Fahri Huvaj Alfabesi 1999 yılında yapılmıştır. Aynı alfabe ile 2000 yılında Adige Yayınevi tarafından Adige Weredxer isimli Adığabze şarkıların yer aldığı bir kitap bastırılmıştır.
Fahri Huvaj’ın alfabesi Latin karakterli harfler ile düzenlenmiş olup, net bir şekilde fonetik olmayan, karma bir alfabedir. Bu alfabe, 2003 yılında Ankara’da düzenlenen Adige Dil Kurultayı’na Fahri Huvaj tarafından tebliğ olarak sunulmuştur. Sunum metni, Fahri Huvaj, Nalçik Dil Enstitüsü’nde çalışırken kendisi tarafından e-posta yoluyla gönderilmiştir. Tebliğ, kurultay sekretaryası tarafından taslak rapora basılarak, Kurultay delegelerine dağıtılmıştır. Ancak, kurultay sırasında tebliği okuyacak ve savunacak kimse görevlendirilmediği için öneri genel kurulda tartışılamamıştır. Alfabenin yapımında kısmen Kiril mantığı, kısmen ise İngiliz alfabesi mantığı esas alınmıştır.

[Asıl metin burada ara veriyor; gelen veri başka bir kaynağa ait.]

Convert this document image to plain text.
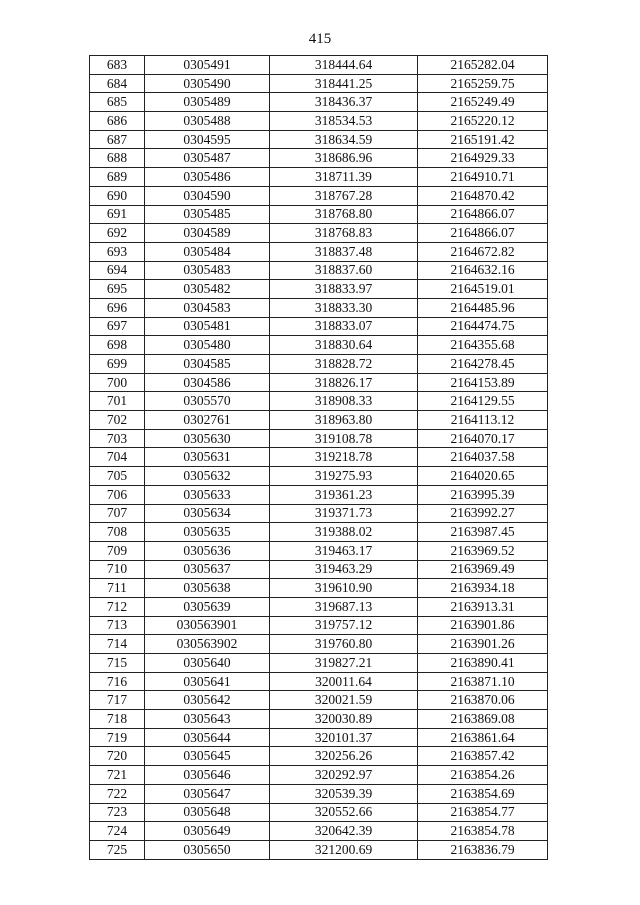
415
683	0305491	318444.64	2165282.04
684	0305490	318441.25	2165259.75
685	0305489	318436.37	2165249.49
686	0305488	318534.53	2165220.12
687	0304595	318634.59	2165191.42
688	0305487	318686.96	2164929.33
689	0305486	318711.39	2164910.71
690	0304590	318767.28	2164870.42
691	0305485	318768.80	2164866.07
692	0304589	318768.83	2164866.07
693	0305484	318837.48	2164672.82
694	0305483	318837.60	2164632.16
695	0305482	318833.97	2164519.01
696	0304583	318833.30	2164485.96
697	0305481	318833.07	2164474.75
698	0305480	318830.64	2164355.68
699	0304585	318828.72	2164278.45
700	0304586	318826.17	2164153.89
701	0305570	318908.33	2164129.55
702	0302761	318963.80	2164113.12
703	0305630	319108.78	2164070.17
704	0305631	319218.78	2164037.58
705	0305632	319275.93	2164020.65
706	0305633	319361.23	2163995.39
707	0305634	319371.73	2163992.27
708	0305635	319388.02	2163987.45
709	0305636	319463.17	2163969.52
710	0305637	319463.29	2163969.49
711	0305638	319610.90	2163934.18
712	0305639	319687.13	2163913.31
713	030563901	319757.12	2163901.86
714	030563902	319760.80	2163901.26
715	0305640	319827.21	2163890.41
716	0305641	320011.64	2163871.10
717	0305642	320021.59	2163870.06
718	0305643	320030.89	2163869.08
719	0305644	320101.37	2163861.64
720	0305645	320256.26	2163857.42
721	0305646	320292.97	2163854.26
722	0305647	320539.39	2163854.69
723	0305648	320552.66	2163854.77
724	0305649	320642.39	2163854.78
725	0305650	321200.69	2163836.79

Fahri Huvaj’ın kendisi tarafından hazırlanıp kurultaya önerilen tebliğde, kendi açıklamaları ayrıntılı olarak gönderilmiştir.

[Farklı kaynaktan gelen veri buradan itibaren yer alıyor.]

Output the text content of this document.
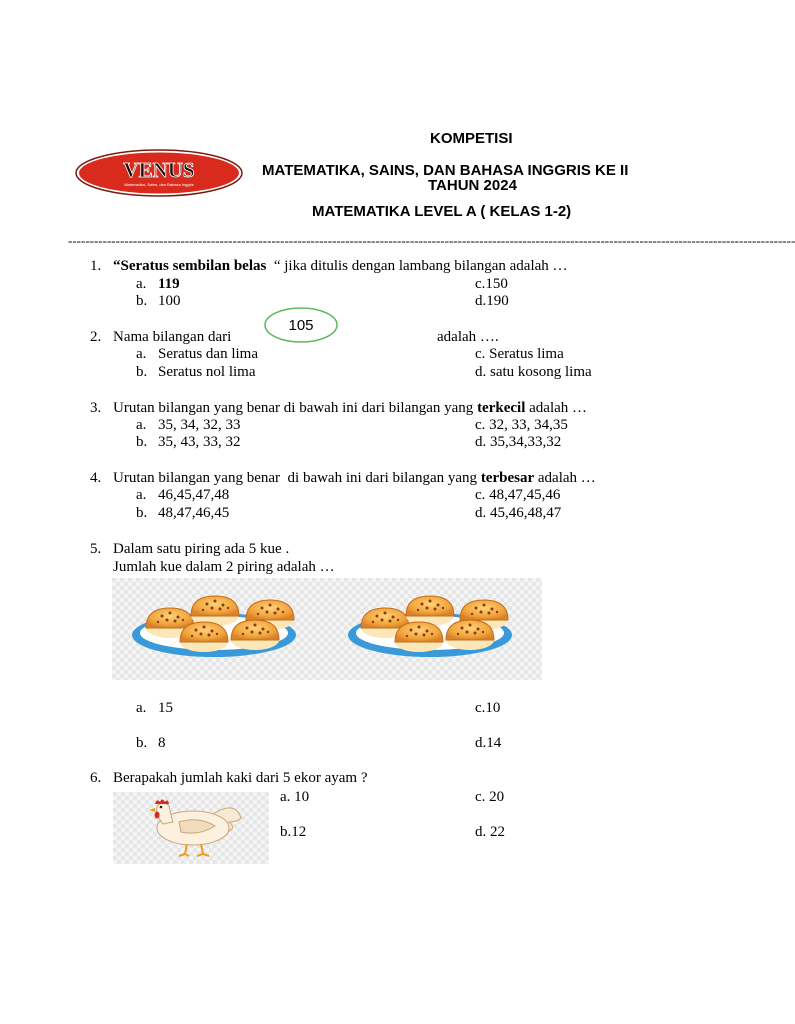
VENUS
Matematika, Sains, dan Bahasa Inggris
KOMPETISI
MATEMATIKA, SAINS, DAN BAHASA INGGRIS KE II
TAHUN 2024
MATEMATIKA LEVEL A ( KELAS 1-2)
------------------------------------------------------------------------------------------------------------------------------------------------------------------------
1. “Seratus sembilan belas  “ jika ditulis dengan lambang bilangan adalah …
a. 119
b. 100
c.150
d.190
2. Nama bilangan dari
105
adalah ….
a. Seratus dan lima
b. Seratus nol lima
c. Seratus lima
d. satu kosong lima
3. Urutan bilangan yang benar di bawah ini dari bilangan yang terkecil adalah …
a. 35, 34, 32, 33
b. 35, 43, 33, 32
c. 32, 33, 34,35
d. 35,34,33,32
4. Urutan bilangan yang benar  di bawah ini dari bilangan yang terbesar adalah …
a. 46,45,47,48
b. 48,47,46,45
c. 48,47,45,46
d. 45,46,48,47
5. Dalam satu piring ada 5 kue .
Jumlah kue dalam 2 piring adalah …
a. 15
b. 8
c.10
d.14
6. Berapakah jumlah kaki dari 5 ekor ayam ?
a. 10
b.12
c. 20
d. 22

Alfabenin kurumsallaştırılıp yaygınlaştırılamamasının çeşitli nedenleri bulunmaktadır. Bunlardan bir tanesi, kurumsal bir yapı tarafından düzenlenmemiş olması yani yaygınlaştırılmasına çalışılmaması, bir diğeri ise öğreniminin oldukça zor olması ve belli bir mantık üzere kurgulanmamış olmasıdır. Alfabe özellikle 6- 7 yaş grubunun özelliklerine uygun olarak hazırlanmamıştır.
Örnek verecek olursak;
Bazı harfler çift kullanılarak ses değişimine gidilmeye çalışılmış, bazı harfler ise Türkiye’deki Türkçe mantığı ile “H” harfine inceltici-yumuşatıcı mantığı kullanılarak, “K”, “L” gibi harflerin yanına konularak sesin niteliği değiştirilmeye çalışılmış. Oysa “H” harfi ülkelere göre farklı seslendirilmiştir. Her ne kadar Türkler, “HE” olarak seslendirse de bazı ülkelerde “EYÇ” vb. farklı sesler için simgelenmiştir. Ondan da öte o ayrı bir harf, ayrı ses/simge olduğu ve Microsoft’un da ambarında bulunduğu için başka bir harfin yanında yer alması durumunda farklı kodlama mantığı gerektirecektir. Ayrıca başka harflerle de sözcük içinde aynı harfi içeren hecelerin yan yana gelmesi hem öğrenciler hem de yazılımcılar için sıkıntı doğuracaktır.
Kalın sesler
Türkçeden örnek verecek olursak;
İki tane “S” harfini yan yana getirdiğinizde kalın “S” sesini ya da iki tane “Ş” harfini yan yana getirerek kalın “Ş” sesini almak istediğinizde de durum böyledir. Örneğin; “Hisse” sözcüğünü yazmak istediğinizde, 4 tane “S” harfini yan yana yazmak durumunda kalırsınız. Yine “Hassas” sözcüğünü yazmak için 4 tane “S” yazmak zorunda kalırsınız. Hangi “S”nin hangi heceye ait olduğunu tespit etmek kavram kargaşasına yol açacak ve öğretimi oldukça zorlaştıracaktır. Bu mantıkla kurgulanmış alfabe, dünyanın hiçbir ülkesinde bulunmamaktadır. Yani aynı simgelerden başka ses oluşturma mantığı hiçbir alfabede bulunmamaktadır. Örneğin İngiliz alfabesinde de kurgu bu şekilde yer almaz. Tamam, değişken harfler vardır ama her değişken harf yeni bir ses ihtiva eder. “C” ile “H” bir araya geldiğinde “Ç” diye okunur. O artık ne “C”dir ne “H”dir, tamamen yeni bir sestir. Ancak aynı “C” başka yerde “S”, bir başka yerde de “K” diye okunur. Yani simge ile birlikte değişir. Sesin inceltilmesi ya da yumuşatılması için kullanılamaz.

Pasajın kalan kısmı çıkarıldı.